Politics & Government

Town Council Adopts Ordinance Against Nuisance Peddlers, Other Items

Updates from the latest meeting of the Ledyard Town Council.

More than a few high school seniors attended Wednesday’s Town Council meeting but they weren’t there for the action-packed agenda nor the stimulating political debates.They were there because it is one of the last Town Council meetings before graduation and as Ledyard High senior Elizabeth Hooper said, “we’re the procrastinators.”

Ledyard High seniors must attend one Town Council meeting and one Board of Education meeting as part of the graduation requirements. Normally they come in pairs or quadruplets but Wednesday’s meeting had about 20 or 25 students in the audience.

Dru Mahalko was in the audience Wednesday and said he pretty much got what he and classmates expected.
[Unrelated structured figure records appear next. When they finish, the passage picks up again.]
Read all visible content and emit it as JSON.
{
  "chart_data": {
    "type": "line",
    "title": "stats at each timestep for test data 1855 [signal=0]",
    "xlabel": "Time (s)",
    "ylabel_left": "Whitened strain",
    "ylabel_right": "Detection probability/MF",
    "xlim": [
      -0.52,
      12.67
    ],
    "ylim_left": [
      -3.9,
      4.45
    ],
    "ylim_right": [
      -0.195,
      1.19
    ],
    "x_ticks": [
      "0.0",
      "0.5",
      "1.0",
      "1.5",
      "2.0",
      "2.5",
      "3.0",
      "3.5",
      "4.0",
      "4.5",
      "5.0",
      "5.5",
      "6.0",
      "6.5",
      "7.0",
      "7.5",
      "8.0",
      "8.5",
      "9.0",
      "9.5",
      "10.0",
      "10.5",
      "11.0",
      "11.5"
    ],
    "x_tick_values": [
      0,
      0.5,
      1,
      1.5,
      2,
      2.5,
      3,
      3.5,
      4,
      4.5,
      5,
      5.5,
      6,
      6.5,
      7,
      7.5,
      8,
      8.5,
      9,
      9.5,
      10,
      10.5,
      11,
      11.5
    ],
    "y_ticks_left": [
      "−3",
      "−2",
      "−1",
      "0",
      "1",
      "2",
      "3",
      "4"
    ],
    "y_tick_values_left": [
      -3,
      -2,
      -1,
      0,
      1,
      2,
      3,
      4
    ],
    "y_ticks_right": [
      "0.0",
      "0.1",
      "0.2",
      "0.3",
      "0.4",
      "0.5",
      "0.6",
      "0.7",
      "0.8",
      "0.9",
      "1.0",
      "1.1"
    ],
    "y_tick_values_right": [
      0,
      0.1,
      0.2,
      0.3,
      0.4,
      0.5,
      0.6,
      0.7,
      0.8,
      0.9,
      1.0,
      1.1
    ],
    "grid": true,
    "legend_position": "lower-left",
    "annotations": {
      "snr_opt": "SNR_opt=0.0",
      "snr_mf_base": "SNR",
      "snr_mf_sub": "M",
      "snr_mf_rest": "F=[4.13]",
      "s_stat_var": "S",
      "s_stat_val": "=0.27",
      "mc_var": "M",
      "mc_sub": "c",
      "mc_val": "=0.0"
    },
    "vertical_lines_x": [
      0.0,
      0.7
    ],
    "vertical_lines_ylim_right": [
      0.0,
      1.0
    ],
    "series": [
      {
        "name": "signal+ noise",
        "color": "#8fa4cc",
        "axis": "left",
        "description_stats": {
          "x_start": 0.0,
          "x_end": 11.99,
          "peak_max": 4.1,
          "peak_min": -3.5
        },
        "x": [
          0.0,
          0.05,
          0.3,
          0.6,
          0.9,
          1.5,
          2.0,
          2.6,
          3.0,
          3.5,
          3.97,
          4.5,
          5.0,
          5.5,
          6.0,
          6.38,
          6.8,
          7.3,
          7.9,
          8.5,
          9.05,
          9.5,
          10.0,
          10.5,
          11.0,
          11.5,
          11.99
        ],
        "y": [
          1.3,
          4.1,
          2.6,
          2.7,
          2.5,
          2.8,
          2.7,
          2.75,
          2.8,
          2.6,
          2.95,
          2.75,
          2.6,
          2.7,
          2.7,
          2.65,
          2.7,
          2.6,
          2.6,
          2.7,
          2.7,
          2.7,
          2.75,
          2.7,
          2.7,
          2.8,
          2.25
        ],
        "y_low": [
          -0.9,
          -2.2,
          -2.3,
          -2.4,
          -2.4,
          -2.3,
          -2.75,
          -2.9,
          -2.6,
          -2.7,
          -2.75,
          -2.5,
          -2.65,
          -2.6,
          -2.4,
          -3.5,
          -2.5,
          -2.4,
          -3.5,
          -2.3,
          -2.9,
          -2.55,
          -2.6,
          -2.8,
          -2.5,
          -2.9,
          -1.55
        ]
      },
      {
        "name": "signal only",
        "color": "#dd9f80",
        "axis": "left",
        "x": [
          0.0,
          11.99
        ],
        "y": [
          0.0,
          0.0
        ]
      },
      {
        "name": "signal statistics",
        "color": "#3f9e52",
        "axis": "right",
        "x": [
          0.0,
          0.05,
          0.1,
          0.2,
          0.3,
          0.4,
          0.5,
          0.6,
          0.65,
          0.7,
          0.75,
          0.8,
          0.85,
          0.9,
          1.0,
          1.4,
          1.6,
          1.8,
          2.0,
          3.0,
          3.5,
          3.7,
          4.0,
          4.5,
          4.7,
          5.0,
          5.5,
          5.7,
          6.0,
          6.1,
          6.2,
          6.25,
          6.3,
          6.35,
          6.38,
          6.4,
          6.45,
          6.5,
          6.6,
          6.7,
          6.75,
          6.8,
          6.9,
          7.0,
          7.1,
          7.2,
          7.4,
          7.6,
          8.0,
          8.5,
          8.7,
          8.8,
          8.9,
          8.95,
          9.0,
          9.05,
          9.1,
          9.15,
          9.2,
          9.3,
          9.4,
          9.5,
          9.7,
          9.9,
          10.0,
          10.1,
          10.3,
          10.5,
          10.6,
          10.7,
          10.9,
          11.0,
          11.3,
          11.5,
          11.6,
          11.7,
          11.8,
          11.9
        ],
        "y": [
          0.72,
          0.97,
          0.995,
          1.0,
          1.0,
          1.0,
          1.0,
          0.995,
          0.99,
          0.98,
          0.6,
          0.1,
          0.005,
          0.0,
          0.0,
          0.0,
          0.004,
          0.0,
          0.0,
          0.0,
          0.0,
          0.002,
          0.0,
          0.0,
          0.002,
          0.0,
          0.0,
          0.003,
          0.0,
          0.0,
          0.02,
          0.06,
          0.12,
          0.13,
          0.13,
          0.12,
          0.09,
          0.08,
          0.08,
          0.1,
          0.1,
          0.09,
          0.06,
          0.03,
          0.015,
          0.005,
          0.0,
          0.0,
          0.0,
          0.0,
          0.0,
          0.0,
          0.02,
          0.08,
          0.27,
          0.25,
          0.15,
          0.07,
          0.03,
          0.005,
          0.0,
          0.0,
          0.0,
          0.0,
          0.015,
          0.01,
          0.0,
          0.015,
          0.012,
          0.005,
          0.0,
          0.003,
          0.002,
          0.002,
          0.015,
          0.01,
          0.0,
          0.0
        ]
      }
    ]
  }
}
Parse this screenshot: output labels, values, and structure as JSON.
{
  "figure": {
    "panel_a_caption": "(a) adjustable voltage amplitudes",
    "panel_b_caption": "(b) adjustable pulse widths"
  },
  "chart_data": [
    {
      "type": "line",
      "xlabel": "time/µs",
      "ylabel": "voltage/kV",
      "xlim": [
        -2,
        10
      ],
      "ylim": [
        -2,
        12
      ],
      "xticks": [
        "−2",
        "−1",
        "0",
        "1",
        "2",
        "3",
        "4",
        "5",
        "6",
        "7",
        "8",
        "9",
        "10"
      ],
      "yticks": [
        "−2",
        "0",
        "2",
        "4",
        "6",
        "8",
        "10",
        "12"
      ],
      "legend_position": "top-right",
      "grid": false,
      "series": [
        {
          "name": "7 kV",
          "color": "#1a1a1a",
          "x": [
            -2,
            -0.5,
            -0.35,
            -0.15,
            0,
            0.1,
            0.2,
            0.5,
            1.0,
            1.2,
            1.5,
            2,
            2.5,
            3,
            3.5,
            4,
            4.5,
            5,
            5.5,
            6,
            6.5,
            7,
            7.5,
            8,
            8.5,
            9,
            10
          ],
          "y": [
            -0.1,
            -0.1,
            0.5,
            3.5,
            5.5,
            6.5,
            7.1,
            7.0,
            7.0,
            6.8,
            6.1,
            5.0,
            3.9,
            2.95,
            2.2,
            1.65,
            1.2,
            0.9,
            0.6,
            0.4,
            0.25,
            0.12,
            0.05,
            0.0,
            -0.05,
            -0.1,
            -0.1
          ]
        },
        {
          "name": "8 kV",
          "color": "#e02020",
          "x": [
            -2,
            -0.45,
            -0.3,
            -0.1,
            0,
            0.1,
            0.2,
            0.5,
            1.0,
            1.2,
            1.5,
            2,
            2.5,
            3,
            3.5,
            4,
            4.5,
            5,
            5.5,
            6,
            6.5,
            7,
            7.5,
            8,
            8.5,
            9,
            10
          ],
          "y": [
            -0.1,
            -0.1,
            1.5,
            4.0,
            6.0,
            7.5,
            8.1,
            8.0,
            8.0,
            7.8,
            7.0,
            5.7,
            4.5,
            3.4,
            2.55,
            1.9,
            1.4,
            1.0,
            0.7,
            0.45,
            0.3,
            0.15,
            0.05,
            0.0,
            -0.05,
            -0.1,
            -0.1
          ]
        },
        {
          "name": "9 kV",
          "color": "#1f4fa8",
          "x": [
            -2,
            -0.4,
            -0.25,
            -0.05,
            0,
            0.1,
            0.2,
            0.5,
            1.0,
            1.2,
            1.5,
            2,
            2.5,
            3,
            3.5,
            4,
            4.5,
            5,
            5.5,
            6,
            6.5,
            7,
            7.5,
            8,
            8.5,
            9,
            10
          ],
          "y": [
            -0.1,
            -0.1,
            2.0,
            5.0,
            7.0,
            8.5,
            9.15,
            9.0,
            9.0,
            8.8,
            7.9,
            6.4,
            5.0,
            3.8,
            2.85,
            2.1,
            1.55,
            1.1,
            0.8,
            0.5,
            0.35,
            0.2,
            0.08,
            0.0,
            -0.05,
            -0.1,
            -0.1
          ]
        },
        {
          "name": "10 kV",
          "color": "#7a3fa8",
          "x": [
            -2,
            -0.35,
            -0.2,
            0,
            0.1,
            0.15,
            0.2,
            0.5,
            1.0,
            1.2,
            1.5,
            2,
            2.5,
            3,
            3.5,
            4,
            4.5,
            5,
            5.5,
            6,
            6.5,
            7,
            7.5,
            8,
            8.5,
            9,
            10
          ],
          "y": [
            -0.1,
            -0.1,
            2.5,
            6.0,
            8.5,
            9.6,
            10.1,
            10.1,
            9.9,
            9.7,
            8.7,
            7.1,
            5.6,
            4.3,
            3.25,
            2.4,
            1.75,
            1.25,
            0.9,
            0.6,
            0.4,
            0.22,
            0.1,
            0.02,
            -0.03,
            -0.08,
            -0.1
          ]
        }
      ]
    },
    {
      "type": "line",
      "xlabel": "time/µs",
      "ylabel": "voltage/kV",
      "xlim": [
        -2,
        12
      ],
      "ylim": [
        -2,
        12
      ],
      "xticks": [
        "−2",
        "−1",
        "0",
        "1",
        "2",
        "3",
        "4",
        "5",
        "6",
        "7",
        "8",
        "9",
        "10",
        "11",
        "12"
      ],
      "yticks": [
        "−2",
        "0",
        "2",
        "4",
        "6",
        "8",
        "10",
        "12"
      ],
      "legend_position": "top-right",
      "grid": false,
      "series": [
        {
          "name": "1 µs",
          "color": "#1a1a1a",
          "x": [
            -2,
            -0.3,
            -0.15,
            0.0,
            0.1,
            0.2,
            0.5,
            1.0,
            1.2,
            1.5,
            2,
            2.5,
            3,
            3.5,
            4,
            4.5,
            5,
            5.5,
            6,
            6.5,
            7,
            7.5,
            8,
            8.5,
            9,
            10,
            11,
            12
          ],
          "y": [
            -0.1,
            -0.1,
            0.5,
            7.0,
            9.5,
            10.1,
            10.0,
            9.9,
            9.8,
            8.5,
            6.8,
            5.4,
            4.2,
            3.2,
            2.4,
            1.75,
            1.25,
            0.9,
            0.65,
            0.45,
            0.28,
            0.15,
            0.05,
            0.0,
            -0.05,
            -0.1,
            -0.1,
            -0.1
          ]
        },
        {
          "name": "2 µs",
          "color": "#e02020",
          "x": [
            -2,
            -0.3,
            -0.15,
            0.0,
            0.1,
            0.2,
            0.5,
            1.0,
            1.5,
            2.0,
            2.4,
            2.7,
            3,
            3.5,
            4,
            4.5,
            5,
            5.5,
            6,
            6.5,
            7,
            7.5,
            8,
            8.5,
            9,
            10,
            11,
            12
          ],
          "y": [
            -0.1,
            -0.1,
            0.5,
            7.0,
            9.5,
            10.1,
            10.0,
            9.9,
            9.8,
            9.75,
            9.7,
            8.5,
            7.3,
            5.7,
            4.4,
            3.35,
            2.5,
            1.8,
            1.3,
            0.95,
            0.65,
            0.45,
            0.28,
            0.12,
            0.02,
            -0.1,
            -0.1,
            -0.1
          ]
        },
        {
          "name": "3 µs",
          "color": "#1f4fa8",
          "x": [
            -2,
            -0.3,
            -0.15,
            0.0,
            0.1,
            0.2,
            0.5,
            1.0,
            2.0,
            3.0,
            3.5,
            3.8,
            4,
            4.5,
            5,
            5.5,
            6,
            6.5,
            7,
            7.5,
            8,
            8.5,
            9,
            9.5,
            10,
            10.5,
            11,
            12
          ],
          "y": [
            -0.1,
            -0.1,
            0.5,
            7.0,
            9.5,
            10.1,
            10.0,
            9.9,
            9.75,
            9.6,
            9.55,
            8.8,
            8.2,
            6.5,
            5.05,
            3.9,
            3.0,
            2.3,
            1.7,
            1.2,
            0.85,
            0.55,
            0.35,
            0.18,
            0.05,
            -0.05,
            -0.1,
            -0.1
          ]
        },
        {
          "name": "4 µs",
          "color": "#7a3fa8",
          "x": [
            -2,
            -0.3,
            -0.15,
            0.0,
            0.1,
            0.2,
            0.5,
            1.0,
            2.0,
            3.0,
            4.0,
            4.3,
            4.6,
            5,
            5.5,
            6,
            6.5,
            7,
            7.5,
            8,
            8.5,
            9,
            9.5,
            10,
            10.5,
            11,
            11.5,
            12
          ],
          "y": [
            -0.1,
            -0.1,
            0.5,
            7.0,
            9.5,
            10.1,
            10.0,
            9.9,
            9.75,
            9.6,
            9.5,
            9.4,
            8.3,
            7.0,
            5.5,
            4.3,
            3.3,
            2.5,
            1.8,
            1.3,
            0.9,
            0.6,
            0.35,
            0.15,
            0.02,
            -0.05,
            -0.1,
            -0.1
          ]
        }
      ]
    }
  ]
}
“It was a long, boring meeting.”

There were a lot of items on the agenda but admittedly, none that would offer a first-timer a feeling of intrigue and none that sparked captivating  political debate.
Here are some highlights:

**The Town Council voted to adopt revisions of the 1972 ordinance regulating peddlers, hawkers, street vendors, door-to-door salespeople and the like. Mayoral assistant Mark Bancroft presented a draft to be adopted, which later received a series of revisions by council members. Briefly, the ordinance is meant to help prevent and take action against nuisance peddlers. It also raises the price to do business in Ledyard from $10 to $100.

**Five people were appointed to town volunteer commissions.

**A public hearing was set for May 22 for residents to comment on the town’s proposed amendments to the ordinance regulating the use of LVES funds. The fund balance is around $800,000, which comes from billing patients for care and transport to the hospital, etc. LVES wants to maintain a high balance in the event that they have to buy a new ambulance (or two) and so that they can continue buying medical equipment and supplies for themselves and the fire departments, etc.

The town would like to use money from the LVES fund and put it toward the operating budget of LVES so that the volunteer organization would be more self-sufficient. They agreed that the town can recycle 10 percent of the balance so long as $400,000 remains in the account.

Among other things, the LVES fund already pays the town $100,000 a year to rent the building on Fairway Drive and the salary of the town employee who works there part time. 

The changes to the ordinance need to happen because the Mayor has already taken money from the fund for that purpose, according to council member  Sharon Wadecki.

**Also, for those of you looking forward to watching old-fashioned timber cutting this spring you are out of luck. The historic Up-Down Sawmill will not conduct sawing demonstrations until repairs are made to the mill. The Town Council agreed to go out to bid for needed repairs, which are expected to be complete by the fall season. But take heart sawmill fans, volunteers will staff the mill on Saturdays from 1 p.m. to 4 p.m. to answer your questions.